No ano passado, o relator da ação no Supremo, Kassio Nunes Marques, acolheu essa tese durante um julgamento virtual (realizado de forma remota, com votos escritos). Luís Roberto Barroso, porém, divergiu e propôs um desconto menor, que abrangeria apenas o tempo consumido enquanto o político recorria (ou seja, entre a condenação colegiada e o trânsito em julgado).

O ministro Alexandre de Moraes pediu para levar a discussão ao plenário, para um julgamento presencial, no qual a votação agora recomeçará do zero. Dessa maneira, Nunes Marques e Barroso deverão apresentar novamente suas posições, de forma oral, e chegar a uma deliberação final com todos os outros nove ministros.

A Procuradoria-Geral da República (PGR) defendeu a aplicação mais rígida da lei, sem desconto no tempo de inelegibilidade. Argumentou que, em 2010, quando o STF analisou a constitucionalidade da Ficha Limpa, essa hipótese foi descartada.
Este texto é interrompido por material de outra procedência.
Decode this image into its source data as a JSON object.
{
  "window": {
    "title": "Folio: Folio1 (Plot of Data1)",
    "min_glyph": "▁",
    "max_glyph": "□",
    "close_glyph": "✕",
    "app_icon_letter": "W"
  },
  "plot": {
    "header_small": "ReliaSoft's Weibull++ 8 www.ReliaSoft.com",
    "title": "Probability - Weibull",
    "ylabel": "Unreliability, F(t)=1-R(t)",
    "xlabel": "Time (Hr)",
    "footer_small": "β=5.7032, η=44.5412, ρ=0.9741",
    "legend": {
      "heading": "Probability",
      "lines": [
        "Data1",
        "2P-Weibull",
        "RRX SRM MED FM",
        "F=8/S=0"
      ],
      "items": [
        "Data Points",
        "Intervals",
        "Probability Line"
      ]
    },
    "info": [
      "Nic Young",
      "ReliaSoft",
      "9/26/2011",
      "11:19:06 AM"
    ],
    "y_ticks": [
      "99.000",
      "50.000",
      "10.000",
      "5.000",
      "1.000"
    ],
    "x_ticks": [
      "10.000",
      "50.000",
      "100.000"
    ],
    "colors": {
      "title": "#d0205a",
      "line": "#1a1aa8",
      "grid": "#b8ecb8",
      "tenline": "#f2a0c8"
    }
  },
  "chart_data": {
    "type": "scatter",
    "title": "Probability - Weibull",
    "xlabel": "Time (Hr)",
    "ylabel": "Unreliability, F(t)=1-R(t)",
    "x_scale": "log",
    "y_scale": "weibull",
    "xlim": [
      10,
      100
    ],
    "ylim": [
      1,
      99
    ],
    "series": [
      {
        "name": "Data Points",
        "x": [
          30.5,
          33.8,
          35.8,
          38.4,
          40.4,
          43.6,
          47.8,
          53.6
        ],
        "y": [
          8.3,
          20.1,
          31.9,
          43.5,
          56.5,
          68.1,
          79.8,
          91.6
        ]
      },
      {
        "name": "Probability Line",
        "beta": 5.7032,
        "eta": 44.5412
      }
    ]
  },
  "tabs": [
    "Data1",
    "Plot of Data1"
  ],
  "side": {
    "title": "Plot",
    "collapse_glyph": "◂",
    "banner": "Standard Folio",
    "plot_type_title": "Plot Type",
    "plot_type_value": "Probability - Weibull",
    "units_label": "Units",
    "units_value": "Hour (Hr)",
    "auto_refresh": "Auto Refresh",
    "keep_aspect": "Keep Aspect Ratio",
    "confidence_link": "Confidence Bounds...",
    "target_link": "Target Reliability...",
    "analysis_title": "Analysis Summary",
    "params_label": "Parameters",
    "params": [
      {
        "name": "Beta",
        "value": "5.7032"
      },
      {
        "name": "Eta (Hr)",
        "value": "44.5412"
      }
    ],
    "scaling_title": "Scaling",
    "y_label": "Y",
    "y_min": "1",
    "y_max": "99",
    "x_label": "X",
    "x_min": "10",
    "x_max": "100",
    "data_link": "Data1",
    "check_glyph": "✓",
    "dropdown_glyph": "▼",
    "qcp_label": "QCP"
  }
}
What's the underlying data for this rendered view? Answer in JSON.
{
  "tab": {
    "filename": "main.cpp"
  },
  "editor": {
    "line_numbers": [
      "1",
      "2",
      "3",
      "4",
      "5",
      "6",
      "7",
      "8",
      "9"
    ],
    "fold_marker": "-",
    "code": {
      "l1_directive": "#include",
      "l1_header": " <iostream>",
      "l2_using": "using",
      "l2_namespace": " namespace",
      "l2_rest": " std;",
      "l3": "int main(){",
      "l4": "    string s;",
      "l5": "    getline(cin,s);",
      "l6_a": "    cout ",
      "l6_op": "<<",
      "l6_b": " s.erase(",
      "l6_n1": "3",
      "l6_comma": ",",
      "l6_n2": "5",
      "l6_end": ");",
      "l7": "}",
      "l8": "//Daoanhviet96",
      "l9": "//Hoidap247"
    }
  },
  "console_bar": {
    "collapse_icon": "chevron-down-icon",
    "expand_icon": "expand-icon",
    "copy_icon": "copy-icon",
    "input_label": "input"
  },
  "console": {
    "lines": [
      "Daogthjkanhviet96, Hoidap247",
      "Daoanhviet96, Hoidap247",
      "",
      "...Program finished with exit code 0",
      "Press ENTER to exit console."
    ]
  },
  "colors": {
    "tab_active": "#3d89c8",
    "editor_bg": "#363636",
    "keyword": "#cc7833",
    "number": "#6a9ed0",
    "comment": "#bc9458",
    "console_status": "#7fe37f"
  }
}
Gazeta do Povo apurou que a maioria tende a seguir Kassio Nunes Marques, que defende um desconto maior no tempo de inelegibilidade. No exemplo hipotético apresentado acima, essa solução implicaria na permissão de que o político condenado em 2012 concorresse em 2020. Caso eleito e depois condenado em definitivo, ele cumpriria a pena. Mas, enquanto ela durasse, não poderia mais disputar eleições – nesse caso, não por causa da Ficha Limpa, mas pela regra da Constituição que suspende os direitos políticos de pessoas que cumprem pena.

Há ministros, no entanto, que já defenderam não dar desconto nenhum no prazo de inelegibilidade. É o caso de Alexandre de Moraes, que defendeu uma aplicação mais rígida da lei em um julgamento recente no TSE.

O placar tende a ser apertado e, novamente, todos os olhos estarão voltados para André Mendonça, que prometeu aos políticos, durante sua campanha para chegar ao STF, que seria um juiz “garantista” – ou seja, mais brando na aplicação de punições.